When a broker-dealer is a covered service provider and contracts with others to provide some of the services, the broker-dealer and those other parties are “related” for purposes of the regulation and its disclosure requirements. In those cases, the compensation of the related party (as opposed to the broker-dealer) must be disclosed if it is (1) transactional or (2) charged against the plan’s investments. In some cases, there may be other required disclosures.
The most obvious example of a related party disclosure occurs where the registered representatives of a broker-dealer are independent contractors. In that case, the registered representatives are considered to be subcontractors of the broker-dealer and their share of the commissions is considered to be transactional compensation. Thus, the grid or formula for sharing commissions with the representatives must be disclosed. (This is not required if the representatives are employees.)

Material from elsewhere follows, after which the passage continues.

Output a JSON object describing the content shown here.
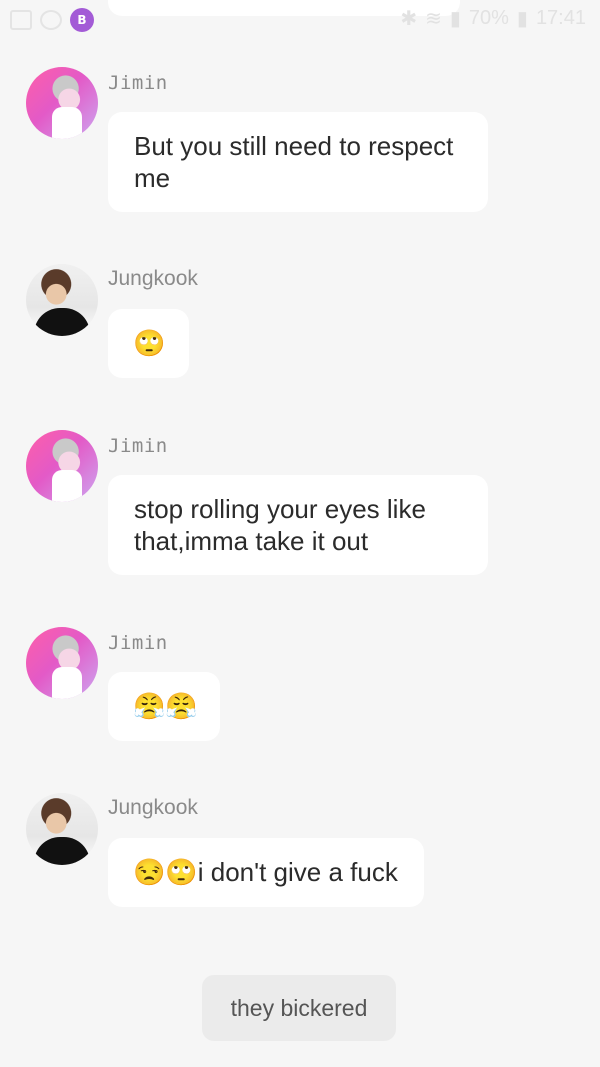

Another, less obvious, example is when the broker-dealer is an introducing broker, and thus the arrangement includes a clearing broker-dealer. In that situation, the clearing broker-dealer appears to be a subcontractor of the introducing broker-dealer and its compensation is transactional. When transactional compensation is received by a subcontractor, the 408(b)(2) regulation requires, among other things, that the compensation of the subcontractor be disclosed.
A third—but slightly different—example is when a dual-registered broker-dealer offers an investment management platform. I have seen a number of situations where the RIA/BD charges a single fee and then compensates the investment managers selected by the ERISA plan fiduciaries out of its compensation. In those cases, there is not a direct contract between the investment managers and the ERISA plan. As a result, it appears that the investment managers are subcontractors of the broker-dealer/RIA. However, the compensation of the investment managers is not transactional and is not charged against the plan’s investments. Instead, it is paid as a service fee by the broker-dealer/RIA. Thus, it does not appear that a compensation disclosure is required by ERISA. However, the broker-dealer/RIA is delivering, under its covered service arrangement, a set of fiduciary services to ERISA plans, that is, the investment managers are a part of the “bundle” of the broker-dealer/RIA (since they do not have separate arrangements with the plan). In that case, it appears that, as a part of the broker-dealer/RIA’s service arrangement, fiduciary services are being delivered. If that is how the arrangement is structured, the broker-dealer/RIA will need to satisfy the status disclosures required by the 408(b)(2) regulation. That would mean, among other things, that a fiduciary status declaration is required.
My point is that this concept of “bundling” of services and the related party disclosures are not commonly understood. Because of that, they present a significant risk to broker-dealers.